Desprezaram os legados a sua cólera e retiraram-se acompanhados de uma escolta que lhes concederam os magistrados da cidade. Passaram essa noite nas margens do Ródano e, no dia seguinte, despedindo-se das pessoas que os acompanhavam, dispunham-se a atravessar o rio. Foi então que dois homens se aproximaram e um deles enterrou uma lança no corpo de Pedro de Castelnau. O legado, ferido de morte, disse ao seu assassino:

“Que Deus vos -perdoe;
quanto a mim perdoo-vos!”

Pedro de Vaulx-Cernay,
Histoire des Albigeois, VIII

Repetiu umas poucas vezes estas palavras, teve ainda tempo de exortar os seus companheiros a servir a Igreja sem temor nem descanso; e exalou o ultimo suspiro. O seu corpo foi transportado para a abadia de Saint-Gilles. Fora assassinado a 15 de Janeiro de 1208.

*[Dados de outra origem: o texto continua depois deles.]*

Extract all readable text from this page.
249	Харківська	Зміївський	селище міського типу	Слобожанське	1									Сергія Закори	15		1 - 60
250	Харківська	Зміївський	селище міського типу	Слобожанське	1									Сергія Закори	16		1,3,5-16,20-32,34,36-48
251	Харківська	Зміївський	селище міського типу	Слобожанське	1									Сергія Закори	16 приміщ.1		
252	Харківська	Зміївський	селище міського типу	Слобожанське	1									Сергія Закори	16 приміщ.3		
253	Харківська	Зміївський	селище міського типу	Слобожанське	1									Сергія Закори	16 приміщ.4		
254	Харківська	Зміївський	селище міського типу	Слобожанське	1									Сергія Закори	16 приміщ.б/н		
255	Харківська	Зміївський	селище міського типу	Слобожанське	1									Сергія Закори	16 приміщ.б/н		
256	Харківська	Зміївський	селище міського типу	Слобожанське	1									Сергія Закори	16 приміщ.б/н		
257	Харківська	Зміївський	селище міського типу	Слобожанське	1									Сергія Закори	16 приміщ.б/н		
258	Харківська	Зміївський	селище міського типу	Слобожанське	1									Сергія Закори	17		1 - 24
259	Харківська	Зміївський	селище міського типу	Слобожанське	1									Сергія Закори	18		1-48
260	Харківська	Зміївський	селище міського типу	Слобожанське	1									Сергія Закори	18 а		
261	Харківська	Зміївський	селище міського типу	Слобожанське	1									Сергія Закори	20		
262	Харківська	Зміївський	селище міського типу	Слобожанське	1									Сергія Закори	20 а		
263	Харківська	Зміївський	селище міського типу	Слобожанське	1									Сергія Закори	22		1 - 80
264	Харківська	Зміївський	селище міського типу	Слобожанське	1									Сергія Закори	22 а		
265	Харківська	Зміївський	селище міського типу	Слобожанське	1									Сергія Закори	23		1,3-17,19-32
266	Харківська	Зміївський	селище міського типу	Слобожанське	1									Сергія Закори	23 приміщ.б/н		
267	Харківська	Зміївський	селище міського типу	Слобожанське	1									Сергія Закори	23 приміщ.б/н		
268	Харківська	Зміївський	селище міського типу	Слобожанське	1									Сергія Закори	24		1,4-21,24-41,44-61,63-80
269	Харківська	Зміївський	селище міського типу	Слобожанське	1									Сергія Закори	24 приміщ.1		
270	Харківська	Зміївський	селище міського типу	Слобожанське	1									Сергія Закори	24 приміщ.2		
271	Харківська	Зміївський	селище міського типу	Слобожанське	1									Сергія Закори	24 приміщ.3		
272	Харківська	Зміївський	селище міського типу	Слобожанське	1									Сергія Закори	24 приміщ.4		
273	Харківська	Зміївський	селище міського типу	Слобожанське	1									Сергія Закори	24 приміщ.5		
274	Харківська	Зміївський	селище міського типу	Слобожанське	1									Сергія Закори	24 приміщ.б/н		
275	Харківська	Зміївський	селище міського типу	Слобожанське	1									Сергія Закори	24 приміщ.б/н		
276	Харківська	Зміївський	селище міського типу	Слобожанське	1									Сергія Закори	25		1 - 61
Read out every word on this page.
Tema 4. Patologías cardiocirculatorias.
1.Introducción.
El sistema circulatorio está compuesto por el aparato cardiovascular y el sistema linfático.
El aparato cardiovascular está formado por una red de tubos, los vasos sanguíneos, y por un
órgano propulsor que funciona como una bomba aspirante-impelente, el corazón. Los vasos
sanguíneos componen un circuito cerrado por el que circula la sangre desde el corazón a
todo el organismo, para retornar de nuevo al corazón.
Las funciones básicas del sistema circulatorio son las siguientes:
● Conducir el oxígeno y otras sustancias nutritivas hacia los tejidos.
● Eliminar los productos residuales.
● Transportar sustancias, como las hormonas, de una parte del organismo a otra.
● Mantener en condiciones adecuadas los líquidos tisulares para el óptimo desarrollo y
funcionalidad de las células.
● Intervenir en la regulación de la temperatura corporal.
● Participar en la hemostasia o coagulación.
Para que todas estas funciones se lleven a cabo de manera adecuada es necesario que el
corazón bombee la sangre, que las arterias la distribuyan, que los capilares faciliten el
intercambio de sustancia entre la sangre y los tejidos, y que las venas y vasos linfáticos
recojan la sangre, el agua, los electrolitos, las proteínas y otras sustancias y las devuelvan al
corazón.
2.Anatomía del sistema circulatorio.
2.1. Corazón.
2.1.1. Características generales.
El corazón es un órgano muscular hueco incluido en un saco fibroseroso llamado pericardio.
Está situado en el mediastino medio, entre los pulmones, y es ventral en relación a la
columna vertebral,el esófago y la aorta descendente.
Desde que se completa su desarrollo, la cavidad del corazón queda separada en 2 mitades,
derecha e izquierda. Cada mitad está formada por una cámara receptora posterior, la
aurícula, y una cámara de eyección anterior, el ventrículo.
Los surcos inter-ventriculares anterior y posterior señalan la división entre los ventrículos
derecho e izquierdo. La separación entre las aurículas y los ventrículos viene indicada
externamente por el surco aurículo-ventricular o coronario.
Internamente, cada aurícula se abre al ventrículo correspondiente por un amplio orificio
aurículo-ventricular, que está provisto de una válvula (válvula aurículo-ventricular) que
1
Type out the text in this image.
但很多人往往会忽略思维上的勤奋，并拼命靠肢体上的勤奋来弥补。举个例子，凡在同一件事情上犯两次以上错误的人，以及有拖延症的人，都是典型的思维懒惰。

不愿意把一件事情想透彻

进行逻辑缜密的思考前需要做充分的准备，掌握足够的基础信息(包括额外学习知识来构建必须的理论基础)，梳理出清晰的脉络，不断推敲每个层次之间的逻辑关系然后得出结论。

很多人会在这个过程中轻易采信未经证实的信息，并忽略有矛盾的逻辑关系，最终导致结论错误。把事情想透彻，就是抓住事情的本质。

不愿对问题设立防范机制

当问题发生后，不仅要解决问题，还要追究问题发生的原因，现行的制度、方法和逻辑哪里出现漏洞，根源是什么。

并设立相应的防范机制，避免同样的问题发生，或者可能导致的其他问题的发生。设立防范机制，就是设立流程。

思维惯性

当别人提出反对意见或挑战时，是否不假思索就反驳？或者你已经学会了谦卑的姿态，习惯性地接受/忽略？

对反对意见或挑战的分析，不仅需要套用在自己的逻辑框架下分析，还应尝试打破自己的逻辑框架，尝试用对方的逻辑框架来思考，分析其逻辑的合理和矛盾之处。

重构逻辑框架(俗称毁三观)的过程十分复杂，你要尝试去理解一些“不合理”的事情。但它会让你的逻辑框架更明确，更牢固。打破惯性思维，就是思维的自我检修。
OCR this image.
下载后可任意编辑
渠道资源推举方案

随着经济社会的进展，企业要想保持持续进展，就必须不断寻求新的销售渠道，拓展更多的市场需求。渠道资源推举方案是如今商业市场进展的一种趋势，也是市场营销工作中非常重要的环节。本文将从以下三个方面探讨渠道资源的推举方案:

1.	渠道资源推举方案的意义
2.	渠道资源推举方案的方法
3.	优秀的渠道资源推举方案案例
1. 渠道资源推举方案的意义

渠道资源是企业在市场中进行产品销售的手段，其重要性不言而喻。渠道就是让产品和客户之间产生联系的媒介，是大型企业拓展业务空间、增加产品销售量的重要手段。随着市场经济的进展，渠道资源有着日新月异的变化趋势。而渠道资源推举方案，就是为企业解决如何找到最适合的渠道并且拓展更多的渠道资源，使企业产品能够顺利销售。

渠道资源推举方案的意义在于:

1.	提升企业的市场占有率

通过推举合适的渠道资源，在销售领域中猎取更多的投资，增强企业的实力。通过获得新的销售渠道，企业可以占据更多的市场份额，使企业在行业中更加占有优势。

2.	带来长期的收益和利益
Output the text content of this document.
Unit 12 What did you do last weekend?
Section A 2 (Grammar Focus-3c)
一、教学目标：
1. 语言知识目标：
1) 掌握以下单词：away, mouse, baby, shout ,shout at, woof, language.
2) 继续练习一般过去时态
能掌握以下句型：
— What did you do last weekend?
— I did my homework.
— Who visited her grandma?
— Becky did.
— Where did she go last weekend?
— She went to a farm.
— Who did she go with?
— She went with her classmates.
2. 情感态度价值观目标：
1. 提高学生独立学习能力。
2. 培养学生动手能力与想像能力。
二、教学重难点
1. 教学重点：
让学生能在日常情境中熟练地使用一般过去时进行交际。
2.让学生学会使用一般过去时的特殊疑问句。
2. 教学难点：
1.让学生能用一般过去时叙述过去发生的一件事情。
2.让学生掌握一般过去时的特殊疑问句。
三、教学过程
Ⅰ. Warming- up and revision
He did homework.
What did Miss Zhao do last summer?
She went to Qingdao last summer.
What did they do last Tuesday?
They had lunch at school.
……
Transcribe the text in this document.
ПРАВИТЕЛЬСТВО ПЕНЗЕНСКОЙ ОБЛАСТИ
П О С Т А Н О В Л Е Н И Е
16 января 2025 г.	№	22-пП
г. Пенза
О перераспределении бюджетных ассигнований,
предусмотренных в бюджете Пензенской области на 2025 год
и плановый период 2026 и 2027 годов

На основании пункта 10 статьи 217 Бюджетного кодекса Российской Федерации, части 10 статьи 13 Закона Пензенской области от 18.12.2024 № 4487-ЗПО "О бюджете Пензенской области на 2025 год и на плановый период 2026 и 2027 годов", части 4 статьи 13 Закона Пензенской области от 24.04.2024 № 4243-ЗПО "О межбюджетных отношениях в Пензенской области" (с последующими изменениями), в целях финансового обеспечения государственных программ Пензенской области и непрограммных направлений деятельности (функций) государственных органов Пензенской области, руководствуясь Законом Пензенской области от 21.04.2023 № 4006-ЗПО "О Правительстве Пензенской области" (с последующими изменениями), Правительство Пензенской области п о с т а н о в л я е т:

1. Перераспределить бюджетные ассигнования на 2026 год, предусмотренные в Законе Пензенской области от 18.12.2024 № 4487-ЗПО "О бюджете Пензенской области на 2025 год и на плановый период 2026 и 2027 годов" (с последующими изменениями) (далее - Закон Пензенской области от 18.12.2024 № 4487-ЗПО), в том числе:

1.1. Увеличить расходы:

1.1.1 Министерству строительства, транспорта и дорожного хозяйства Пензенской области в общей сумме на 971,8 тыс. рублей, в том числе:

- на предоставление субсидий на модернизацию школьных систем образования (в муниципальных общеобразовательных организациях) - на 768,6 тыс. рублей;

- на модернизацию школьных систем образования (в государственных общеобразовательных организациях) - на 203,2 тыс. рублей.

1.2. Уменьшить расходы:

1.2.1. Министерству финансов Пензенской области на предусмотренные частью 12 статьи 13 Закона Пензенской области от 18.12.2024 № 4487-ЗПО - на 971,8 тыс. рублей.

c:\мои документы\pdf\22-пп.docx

Este assassinato foi o sinal de uma guerra, em que Domingos não tomou parte alguma, e que para ele não foi senão a origem de muitas tribulações no exercício do seu apostolado. Contudo, como os factos dessa guerra estão ligados aos da sua vida, torna-se necessário que eu aqui descreva rapidamente a sua história.